Grisham says that so frequently was Melania Trump sequestered in the executive residence, the Secret Service gave her the nickname “Rapunzel,” “because she remained in her tower, never descending.”

Melania Trump spent a lot of time, writes Grisham, on “self-care,” which included many hours of sleep. (Grisham says the East Wing staff rarely heard from their boss before 10 a.m. most days.)

“She believed that relaxation was central to one’s beauty regimen, as were, of course, spa treatments and facials,” writes Grisham.

Grisham also says Trump’s main “work” the public did not see during her White House years was the hours and hours she spent devoted to copious and detailed photo albums. Grisham says hundreds if not thousands of photographs of her time in the White House were pored over and categorized and painstakingly placed into albums – the keeping of which is a longtime hobby of the former first lady.

Melania Trump called Ivanka Trump ‘the Princess’

According to Grisham’s book, there is no love lost between Melania Trump and Ivanka Trump, the two most important women in Donald Trump’s life.

While the rift was kept mostly out of the public eye, Grisham writes that behind the scenes there was tension between the two, often due to Ivanka Trump’s desire to be in the spotlight at public events and on foreign trips. Grisham writes that once she became aware of the delicate relationship, Melania Trump let her in on the nickname she liked to call her behind her back: the Princess. (Grisham in turn told the former first lady the nickname many White House staffers had given Ivanka Trump and her husband, Jared Kushner: “the interns.”)

Melania Trump’s ire toward her stepdaughter would often flare during foreign trips, Grisham writes, mostly because the former first lady was a student of protocol and a stickler for abiding by traditions in each country that were reserved only for a president and a first spouse – not a president’s daughter and her husband.
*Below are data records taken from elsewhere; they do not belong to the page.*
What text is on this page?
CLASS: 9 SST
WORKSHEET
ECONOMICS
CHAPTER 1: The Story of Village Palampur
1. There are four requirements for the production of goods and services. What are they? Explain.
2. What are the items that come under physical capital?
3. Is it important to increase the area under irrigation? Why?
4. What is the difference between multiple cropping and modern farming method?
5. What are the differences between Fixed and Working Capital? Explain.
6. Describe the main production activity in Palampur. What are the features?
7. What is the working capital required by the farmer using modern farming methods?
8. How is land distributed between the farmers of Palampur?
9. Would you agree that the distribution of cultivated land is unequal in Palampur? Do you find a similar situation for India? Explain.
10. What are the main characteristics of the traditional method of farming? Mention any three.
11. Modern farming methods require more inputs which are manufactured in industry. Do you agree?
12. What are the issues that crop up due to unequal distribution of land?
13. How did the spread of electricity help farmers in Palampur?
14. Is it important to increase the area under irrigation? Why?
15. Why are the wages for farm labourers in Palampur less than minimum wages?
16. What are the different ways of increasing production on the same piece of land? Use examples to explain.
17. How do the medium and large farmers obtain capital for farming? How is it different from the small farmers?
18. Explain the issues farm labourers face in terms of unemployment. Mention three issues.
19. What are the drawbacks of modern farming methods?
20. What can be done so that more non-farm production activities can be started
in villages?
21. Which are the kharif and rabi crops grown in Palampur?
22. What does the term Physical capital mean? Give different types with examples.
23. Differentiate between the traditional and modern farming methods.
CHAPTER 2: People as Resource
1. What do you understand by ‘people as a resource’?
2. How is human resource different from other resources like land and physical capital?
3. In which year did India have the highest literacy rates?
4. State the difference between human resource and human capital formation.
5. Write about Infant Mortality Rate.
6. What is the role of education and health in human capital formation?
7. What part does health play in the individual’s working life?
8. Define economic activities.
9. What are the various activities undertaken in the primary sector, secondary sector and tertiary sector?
In particular, when Ivanka Trump wanted to muscle in on the Trump’s visit to the Queen of England at Buckingham Palace, according to Grisham, Melania Trump put her foot down and insisted that Ivanka and Jared not be in the spotlight. Instead, the two were photographed watching from the windows inside Buckingham Palace as Melania Trump, laughed and held court with the Queen and Camilla, Duchess of Cornwall.

Melania Trump was mad about the alleged affairs that ruptured the news cycle

Though CNN reported it at the time, the White House never confirmed on the record that Melania Trump took a separate motorcade from her husband to the 2018 State of the Union address, and to Joint Base Andrews to depart for a trip, because she was angry about Donald Trump’s alleged behavior surrounding accusations of infidelity from porn actress Stormy Daniels and former Playboy model Karen MacDougal.

In her book, Grisham writes that Melania Trump was indeed upset, and that her anger led her to distance herself in a public way from her husband. Melania Trump was not keen on being seen as a political spouse who was trying to save her husband from damaging headlines – according to Grisham, it was quite the opposite.

“I felt that Mrs. Trump was embarrassed, and that she wanted him to feel embarrassed, too. Whether he is capable of that or not, I don’t know,” writes Grisham of the Daniels episode, which she says led to an emboldened and more assertive Melania Trump.

“I received a call from her to let me know that she wanted to drive to Air Force One ahead of her husband. She surprised me, saying ‘I do not want to be like Hillary Clinton, do you understand what I mean? She walked to Marine One holding the hands with her husband after Monica news and it did not look good,’ referring to Monica Lewinsky. I didn’t argue,” writes Grisham, who helped arrange the logistics to facilitate Trump’s request.

Additionally, Grisham and another staffer spent time “shopping” in the White House military office “for a good-looking aide” to accompany the first lady to the State of the Union, at Melania Trump’s request. “Mrs. Trump called to let me know that she wanted one of our military aides to escort her throughout the Capitol because ‘the floors were so slippery,’” writes Grisham, who felt the request was a ruse for Trump to be seen with a handsome, uniformed younger man – a visual likely to rankle her husband. “I laughed to myself because I’d seen the woman navigate dirt roads in her heels.”

Melania Trump and the jacket

Grisham spends quite a bit of time – an entire chapter in her book – deciphering the incident with “the jacket,” the infamous green garment emblazoned on the back with the words, “I really don’t care. Do u?” that Melania Trump wore to visit an immigrant intake center in Texas.

In short, Grisham doesn’t really explain why the former first lady chose to wear the jacket on the trip to – and from – Texas, writing she was as in the dark as everyone else about Melania Trump’s decision. However, Grisham does say she didn’t think Melania Trump grasped, or cared, about the immense criticism she received because she wore a jacket with such a grossly insensitive message while shining a light on a cause so deeply concerning to the country at the time.

Grisham says that once the images of the jacket hit the press, while the first lady was flying back to Washington from Texas, she and Melania Trump huddled in her private cabin on the plane, trying to find a way to divert the media attention. Grisham writes at one point in the conversation, Melania Trump suggests putting a circle with a line through it over the “don’t” part of the message on the jacket – ostensibly turning it into “I really do care” – and then claiming the press had read it wrong.

Grisham dissuaded her from that idea.

When the first lady and Grisham returned to the White House, the bad press followed, and the then-President was apparently not happy about it. “

The boss was in a sour mood, which of course I could appreciate,” writes Grisham of being called into the President’s private dining room in the West Wing, where he was waiting for them. “He looked at his wife and then at us with annoyance. The first words out of the President’s mouth were ‘What the hell were you thinking?’”

Grisham writes, “To my surprise, Mrs. Trump sat down in the chair next to him on the right (still wearing that damn jacket, by the way) and smiled.”